Dir. Ian FitzGibbon. Ire. 2008. 88 mins
A bumbling, shaggy dog comedy descends into dark farce with ever-diminishing returns in the low-budget A Film With Me In It. This amiable effort from writer/star Mark Doherty offers some amusing moments but plays like a laboured, post-modern variation on a traditional stage farce. Love it or loathe it, this film carries a slightly self-satisfied air but should appeal to fans of lugubrious comic Dylan Moran, a memorable supporting presence in Shaun of The Dead and Run, Fat Boy, Run. It should enjoy a modest theatrical life in Ireland and offer some slender potential for UK distributor Vertigo.
The initial scenes suggest a foray into Waiting For Godot territory or at least a sub-Withnail &scenario. Unemployed actor Mark (Doherty) forlornly auditions for a bit part in a forthcoming film where the director is played by Neil Jordan. Mark’s lack of success proves endlessly exasperating to girlfriend Sally (Amy Huberman) but he is sustained by the support of best friend Pierce (Dylan Moran), a gambler, alcoholic and aspiring filmmaker writing a script in which Mark might appear.

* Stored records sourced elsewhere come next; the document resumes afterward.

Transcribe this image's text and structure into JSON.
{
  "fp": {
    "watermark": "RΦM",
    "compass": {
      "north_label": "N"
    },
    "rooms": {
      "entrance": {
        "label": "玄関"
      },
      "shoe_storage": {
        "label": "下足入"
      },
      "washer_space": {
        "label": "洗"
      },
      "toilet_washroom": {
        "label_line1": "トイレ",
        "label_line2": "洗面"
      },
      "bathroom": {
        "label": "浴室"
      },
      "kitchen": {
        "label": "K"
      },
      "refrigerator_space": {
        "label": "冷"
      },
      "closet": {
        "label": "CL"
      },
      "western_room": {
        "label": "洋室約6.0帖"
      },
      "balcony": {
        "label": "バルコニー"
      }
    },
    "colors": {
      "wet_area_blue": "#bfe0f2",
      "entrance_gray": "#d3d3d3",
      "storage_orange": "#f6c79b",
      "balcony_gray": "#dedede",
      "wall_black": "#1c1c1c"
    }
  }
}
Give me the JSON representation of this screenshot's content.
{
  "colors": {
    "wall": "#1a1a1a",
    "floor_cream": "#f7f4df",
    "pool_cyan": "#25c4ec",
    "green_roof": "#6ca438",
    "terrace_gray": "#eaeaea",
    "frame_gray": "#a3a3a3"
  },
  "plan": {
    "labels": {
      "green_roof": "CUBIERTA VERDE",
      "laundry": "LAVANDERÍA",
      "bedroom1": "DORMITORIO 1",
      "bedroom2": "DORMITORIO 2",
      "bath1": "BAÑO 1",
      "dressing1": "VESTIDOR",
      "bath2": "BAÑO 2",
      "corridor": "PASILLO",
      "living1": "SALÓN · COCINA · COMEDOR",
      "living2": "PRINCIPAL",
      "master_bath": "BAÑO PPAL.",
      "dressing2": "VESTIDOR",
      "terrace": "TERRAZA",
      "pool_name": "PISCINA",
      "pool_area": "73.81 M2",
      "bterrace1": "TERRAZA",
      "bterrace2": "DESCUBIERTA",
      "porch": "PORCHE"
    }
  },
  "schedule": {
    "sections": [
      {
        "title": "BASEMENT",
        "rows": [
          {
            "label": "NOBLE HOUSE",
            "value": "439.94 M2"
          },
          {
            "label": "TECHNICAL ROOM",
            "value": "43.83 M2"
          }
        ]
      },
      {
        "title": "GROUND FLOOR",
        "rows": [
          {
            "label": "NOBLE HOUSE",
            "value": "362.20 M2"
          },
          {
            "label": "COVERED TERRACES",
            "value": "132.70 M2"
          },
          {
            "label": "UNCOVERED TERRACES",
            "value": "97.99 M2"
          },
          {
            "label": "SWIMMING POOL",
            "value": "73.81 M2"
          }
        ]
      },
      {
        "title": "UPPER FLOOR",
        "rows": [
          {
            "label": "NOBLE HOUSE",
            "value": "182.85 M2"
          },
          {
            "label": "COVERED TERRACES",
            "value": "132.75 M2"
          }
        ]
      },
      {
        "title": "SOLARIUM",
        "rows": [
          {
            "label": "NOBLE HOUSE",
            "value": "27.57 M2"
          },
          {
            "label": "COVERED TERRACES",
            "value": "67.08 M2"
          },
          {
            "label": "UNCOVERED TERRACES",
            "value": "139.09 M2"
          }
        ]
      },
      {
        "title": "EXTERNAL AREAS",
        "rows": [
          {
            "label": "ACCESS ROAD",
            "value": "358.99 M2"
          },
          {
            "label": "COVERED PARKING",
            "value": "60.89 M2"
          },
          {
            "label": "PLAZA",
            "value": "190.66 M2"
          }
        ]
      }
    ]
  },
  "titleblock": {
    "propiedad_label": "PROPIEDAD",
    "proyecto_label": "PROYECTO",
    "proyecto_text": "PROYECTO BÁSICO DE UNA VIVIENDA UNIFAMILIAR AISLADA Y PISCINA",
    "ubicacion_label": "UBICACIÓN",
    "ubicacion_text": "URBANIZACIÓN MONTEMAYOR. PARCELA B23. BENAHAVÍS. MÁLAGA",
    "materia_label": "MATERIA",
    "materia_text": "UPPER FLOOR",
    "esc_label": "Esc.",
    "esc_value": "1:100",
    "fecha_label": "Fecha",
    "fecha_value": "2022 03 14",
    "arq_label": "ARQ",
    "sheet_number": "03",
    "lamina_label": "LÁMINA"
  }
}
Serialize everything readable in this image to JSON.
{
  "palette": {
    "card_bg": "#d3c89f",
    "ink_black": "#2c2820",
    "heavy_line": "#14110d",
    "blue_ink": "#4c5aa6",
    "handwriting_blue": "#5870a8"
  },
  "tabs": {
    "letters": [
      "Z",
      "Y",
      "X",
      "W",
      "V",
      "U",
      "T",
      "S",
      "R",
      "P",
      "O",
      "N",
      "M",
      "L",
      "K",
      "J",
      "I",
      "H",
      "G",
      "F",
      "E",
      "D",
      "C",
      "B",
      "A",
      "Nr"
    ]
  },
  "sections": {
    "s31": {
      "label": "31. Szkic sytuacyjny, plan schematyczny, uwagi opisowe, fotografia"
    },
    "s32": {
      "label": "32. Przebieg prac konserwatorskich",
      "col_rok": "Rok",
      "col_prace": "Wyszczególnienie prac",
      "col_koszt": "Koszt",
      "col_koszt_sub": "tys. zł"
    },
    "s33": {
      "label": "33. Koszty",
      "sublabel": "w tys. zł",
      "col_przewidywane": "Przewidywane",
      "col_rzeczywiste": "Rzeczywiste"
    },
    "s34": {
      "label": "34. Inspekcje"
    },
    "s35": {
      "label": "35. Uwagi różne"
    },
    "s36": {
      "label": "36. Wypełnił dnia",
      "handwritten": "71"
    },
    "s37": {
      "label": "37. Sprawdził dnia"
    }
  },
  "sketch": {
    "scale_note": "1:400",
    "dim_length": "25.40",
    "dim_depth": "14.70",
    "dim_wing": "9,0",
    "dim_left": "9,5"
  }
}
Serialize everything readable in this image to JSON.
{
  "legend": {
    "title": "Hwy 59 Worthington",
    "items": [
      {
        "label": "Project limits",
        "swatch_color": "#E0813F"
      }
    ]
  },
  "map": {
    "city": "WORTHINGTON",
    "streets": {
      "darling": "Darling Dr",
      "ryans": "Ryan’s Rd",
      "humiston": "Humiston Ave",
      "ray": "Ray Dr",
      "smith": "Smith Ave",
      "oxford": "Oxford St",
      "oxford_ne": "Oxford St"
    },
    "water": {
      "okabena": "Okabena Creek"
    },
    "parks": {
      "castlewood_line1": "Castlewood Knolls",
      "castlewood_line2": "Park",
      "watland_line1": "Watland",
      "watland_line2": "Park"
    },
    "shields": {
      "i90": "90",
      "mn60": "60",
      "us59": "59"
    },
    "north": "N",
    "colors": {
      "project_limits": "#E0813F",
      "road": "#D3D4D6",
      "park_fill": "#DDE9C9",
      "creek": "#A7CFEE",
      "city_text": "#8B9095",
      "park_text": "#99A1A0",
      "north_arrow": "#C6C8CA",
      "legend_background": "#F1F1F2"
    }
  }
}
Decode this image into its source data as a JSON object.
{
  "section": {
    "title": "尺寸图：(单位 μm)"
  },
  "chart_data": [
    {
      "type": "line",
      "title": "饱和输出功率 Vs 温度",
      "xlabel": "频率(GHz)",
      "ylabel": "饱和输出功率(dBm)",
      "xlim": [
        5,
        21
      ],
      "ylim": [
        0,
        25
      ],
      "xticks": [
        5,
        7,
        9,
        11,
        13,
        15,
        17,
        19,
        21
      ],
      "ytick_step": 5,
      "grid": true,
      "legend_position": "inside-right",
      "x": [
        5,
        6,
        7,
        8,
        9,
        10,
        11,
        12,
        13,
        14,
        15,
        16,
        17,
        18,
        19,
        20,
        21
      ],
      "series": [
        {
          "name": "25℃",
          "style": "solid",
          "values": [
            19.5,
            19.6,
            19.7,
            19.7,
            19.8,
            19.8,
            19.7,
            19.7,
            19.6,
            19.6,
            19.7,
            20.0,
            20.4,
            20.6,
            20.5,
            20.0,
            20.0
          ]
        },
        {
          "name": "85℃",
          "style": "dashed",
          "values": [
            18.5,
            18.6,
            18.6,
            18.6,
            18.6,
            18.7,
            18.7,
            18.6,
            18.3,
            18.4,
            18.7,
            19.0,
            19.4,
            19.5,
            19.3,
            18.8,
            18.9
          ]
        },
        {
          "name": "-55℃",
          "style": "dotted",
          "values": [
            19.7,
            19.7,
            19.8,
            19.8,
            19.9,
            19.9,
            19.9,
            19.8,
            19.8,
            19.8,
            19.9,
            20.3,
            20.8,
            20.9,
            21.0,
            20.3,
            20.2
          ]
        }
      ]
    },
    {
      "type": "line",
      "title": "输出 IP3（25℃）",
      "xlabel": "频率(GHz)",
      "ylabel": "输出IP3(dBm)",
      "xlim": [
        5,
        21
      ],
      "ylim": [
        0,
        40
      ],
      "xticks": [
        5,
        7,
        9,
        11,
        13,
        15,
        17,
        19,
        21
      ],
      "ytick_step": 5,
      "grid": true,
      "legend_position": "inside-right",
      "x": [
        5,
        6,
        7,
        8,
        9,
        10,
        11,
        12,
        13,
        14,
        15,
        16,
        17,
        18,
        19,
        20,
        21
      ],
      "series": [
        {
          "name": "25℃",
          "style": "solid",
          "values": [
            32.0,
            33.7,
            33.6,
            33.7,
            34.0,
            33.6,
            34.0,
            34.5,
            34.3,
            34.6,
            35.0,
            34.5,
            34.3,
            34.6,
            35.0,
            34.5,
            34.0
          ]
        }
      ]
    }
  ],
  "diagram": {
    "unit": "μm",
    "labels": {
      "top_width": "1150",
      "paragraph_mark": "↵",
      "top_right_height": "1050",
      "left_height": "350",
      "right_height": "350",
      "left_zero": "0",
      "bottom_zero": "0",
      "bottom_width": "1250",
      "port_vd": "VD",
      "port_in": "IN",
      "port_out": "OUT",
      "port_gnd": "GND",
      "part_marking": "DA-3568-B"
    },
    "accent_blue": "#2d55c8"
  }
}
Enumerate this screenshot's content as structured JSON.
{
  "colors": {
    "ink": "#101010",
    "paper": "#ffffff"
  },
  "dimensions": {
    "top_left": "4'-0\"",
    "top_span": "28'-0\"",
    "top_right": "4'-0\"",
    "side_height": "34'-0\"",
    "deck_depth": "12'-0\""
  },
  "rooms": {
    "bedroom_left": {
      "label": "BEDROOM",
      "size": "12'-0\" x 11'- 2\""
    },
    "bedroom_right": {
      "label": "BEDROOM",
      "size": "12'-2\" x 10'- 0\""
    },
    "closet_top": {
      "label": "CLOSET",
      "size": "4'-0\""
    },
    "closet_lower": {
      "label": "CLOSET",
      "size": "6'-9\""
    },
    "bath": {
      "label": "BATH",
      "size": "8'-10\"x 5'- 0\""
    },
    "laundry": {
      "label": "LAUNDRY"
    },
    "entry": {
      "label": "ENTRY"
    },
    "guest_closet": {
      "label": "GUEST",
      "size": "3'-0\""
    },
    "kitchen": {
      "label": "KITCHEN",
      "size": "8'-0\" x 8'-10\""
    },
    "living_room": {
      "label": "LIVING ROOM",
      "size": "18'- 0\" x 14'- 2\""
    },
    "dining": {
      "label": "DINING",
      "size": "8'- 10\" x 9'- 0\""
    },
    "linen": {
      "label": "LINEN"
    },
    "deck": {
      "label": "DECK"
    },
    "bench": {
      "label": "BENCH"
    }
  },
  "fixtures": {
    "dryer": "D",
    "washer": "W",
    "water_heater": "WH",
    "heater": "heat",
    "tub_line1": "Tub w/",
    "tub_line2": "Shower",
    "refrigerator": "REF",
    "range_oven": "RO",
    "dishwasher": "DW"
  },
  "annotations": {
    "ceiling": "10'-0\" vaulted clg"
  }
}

Both men are eternally waiting for their big break and all three characters share a dilapidated death trap of a house. In fact, it is the terrible state of their accommodation that nudges the film in a different direction with a trio of accidental deaths caused by a falling chandelier, a wobbly stool and a variety of DIY implements.
Rather than regaling the police with a tall tale of these incredible coincidences, the hapless duo try to devise a plausible scenario that will dispose of the bodies, leave them in the clear and provide the basis of a viable screenplay for their long-cherished film.
Carrying familiar echoes of everything from the plays of Joe Orton to The Ladykillers and Arsenic And Old Lace, A Film With Me In It is never quite outrageous or sharp-witted enough to carry the audience along. The pacing is unvaried and after the first hour even the relatively brief running time starts to drag as the bodies pile up and any hint of believability evaporates.
Dylan Moran’s dry, shambling persona is well suited to the role of chancer Pierce and there is a good chemistry with Mark Doherty whose lean, lantern face and deadpan expression make him a Stan Laurel innocent trapped in these nightmare events. Kevin Allen makes the most of his brief screen time as short-tempered landlord Jack and whilst cameo appearances from Irish film luminaries Jordan, Jonathan Rhys Meyers and Hugh O’Conor do raise a smile they also contribute to the self-indulgent tone.
Digital photography is functional but a claustrophobic house of loose shelves, flickering lightbulbs, broken locks and unhinged windows creates an atmospheric location for the mayhem that follows and underlines how easily the whole thing might work on stage.